“RADICAL REVIEW" OF THE CONTINUATION OF THE MILOSEVIC TRIAL
The beginning of the defense case is postponed due to the bad health of the accused. The prosecutor asks for a defense counsel to be appointed to Milosevic and the amici curiae question the competency of the accused to stand trial. Judges announce a "radical review of the course of the trial so far and its continuation." A decision is expected today or tomorrow.
Slobodan Milosevic in the courtroom
The Trial Chamber will "radically review" the course of the Milosevic trial so far and its continuation in light of the health of the accused, so said presiding judge Patrick Robinson at the end of a 45-minute hearing dealing with housekeeping matters.
Instead of the scheduled beginning of Milosevic’s defense case, the discussion in court today revolved around the high blood pressure of the accused and its impact on the continuation of the trial. Despite Milosevic's opposition, Judge Robinson read - in the interest of the public - a report submitted last week to the Chamber by a cardiologist. It stated that high blood pressure has caused a "serious crisis in the health condition of the accused," who has been advised to rest "until at least 9 July."
Various ideas were broached in the course of the debate as to when and how to proceed with the trial. Claiming that his health deteriorated because he has been "denied adequate time to recuperate," Milosevic sought that the trial be adjourned for "at least a month." Noting that the health of the accused has been deteriorating constantly over the past 18 months, amicus curiae Steven Kay asked whether the time had come to consider if the accused was "able to stand trial at all," or in other words, if he was "competent to stand trial."
According to prosecutor Geoffrey Nice, the health problems of the accused are in whole or for the most part caused by the fact that he is defending himself. Solutions should be sought, he said - all the more so because the cardiologist's prognosis is that problems with stress and blood pressure will recur as the trial proceeds. Noting that it is "of crucial importance for this case to be brought to a conclusion," Nice again presented his old view: a legal counsel should be appointed to Milosevic against his will. The legal counsel would then assist him in the courtroom, reducing the burden and stress Milosevic suffers from defending himself.

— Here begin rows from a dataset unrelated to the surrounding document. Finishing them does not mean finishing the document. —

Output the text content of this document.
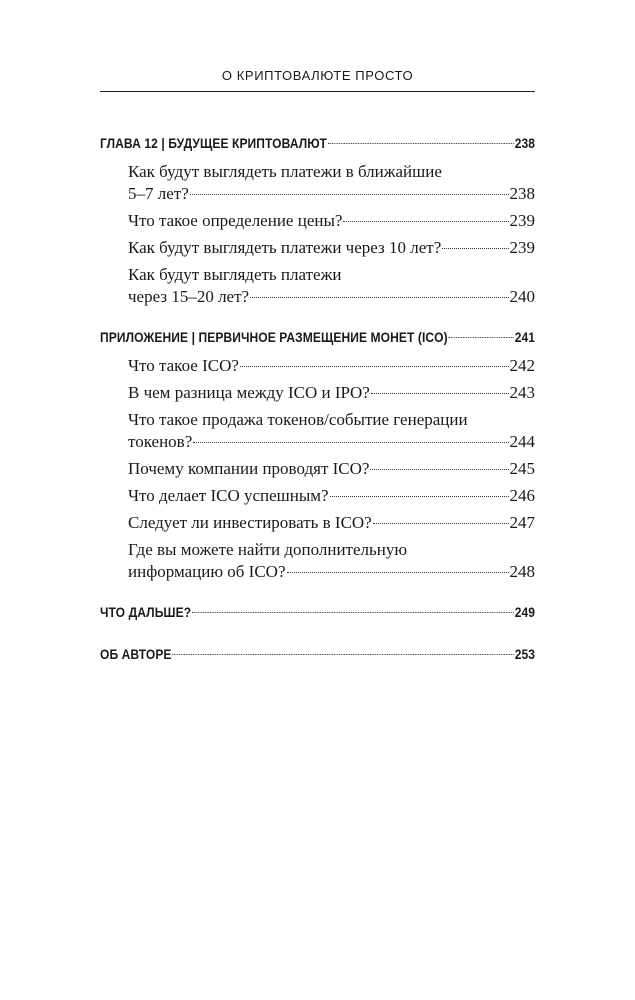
О КРИПТОВАЛЮТЕ ПРОСТО
ГЛАВА 12 | БУДУЩЕЕ КРИПТОВАЛЮТ	238
Как будут выглядеть платежи в ближайшие
5–7 лет?	238
Что такое определение цены?	239
Как будут выглядеть платежи через 10 лет?	239
Как будут выглядеть платежи
через 15–20 лет?	240
ПРИЛОЖЕНИЕ | ПЕРВИЧНОЕ РАЗМЕЩЕНИЕ МОНЕТ (ICO)	241
Что такое ICO?	242
В чем разница между ICO и IPO?	243
Что такое продажа токенов/событие генерации
токенов?	244
Почему компании проводят ICO?	245
Что делает ICO успешным?	246
Следует ли инвестировать в ICO?	247
Где вы можете найти дополнительную
информацию об ICO?	248
ЧТО ДАЛЬШЕ?	249
ОБ АВТОРЕ	253
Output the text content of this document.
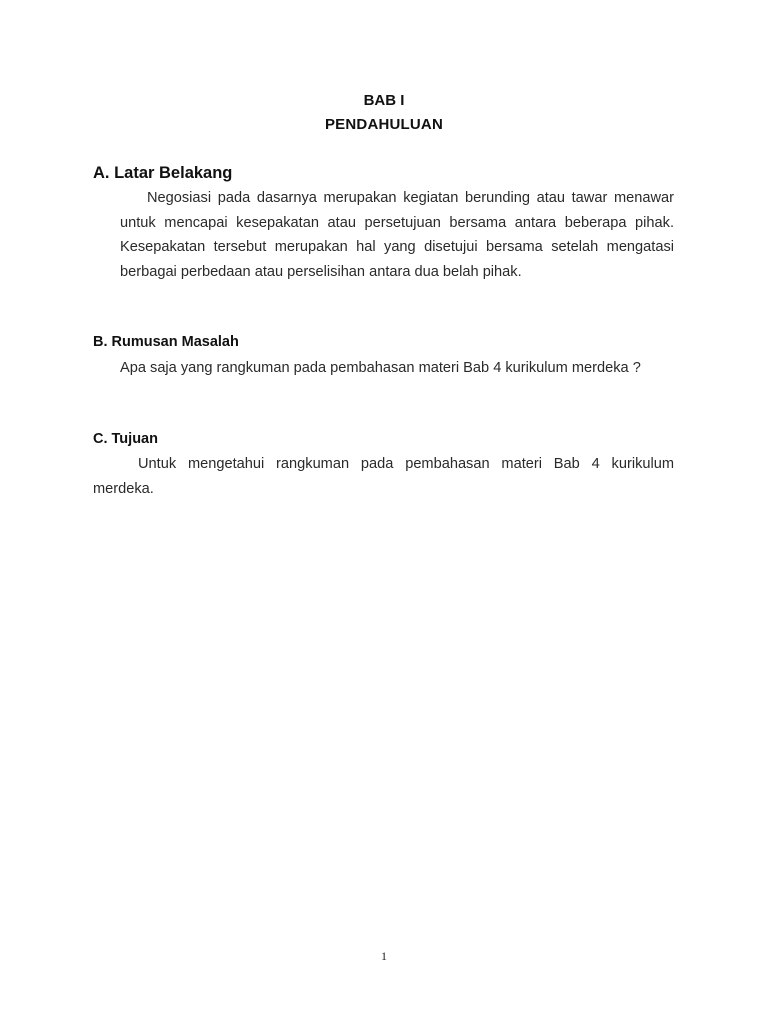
BAB I
PENDAHULUAN
A. Latar Belakang

Negosiasi pada dasarnya merupakan kegiatan berunding atau tawar menawar untuk mencapai kesepakatan atau persetujuan bersama antara beberapa pihak. Kesepakatan tersebut merupakan hal yang disetujui bersama setelah mengatasi berbagai perbedaan atau perselisihan antara dua belah pihak.

B. Rumusan Masalah

Apa saja yang rangkuman pada pembahasan materi Bab 4 kurikulum merdeka ?

C. Tujuan

Untuk mengetahui rangkuman pada pembahasan materi Bab 4 kurikulum merdeka.

1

In Nice’s view, the best solution would be to entrust one of the current amici curiae with this role; one choice could be Belgrade lawyer Branislav Tapuskovic, who is "well-acquainted with the case." Nice suggested yet another measure designed to relieve the burden on the accused: Milosevic could follow parts of the trial via a video link established between the Detention Unit and the courtroom. Finally, the prosecutor supported an idea broached by Judge Bonomy: Milosevic could submit his opening statement at the beginning of his defense in writing instead of orally.
As to be expected, Milosevic categorically opposed all the prosecution’s proposals, including Judge Bonomy's idea about submitting his opening statement in writing.
As he brought the hearing to a close, Judge Robinson announced that the Chamber would deliver its decision today or tomorrow at the latest.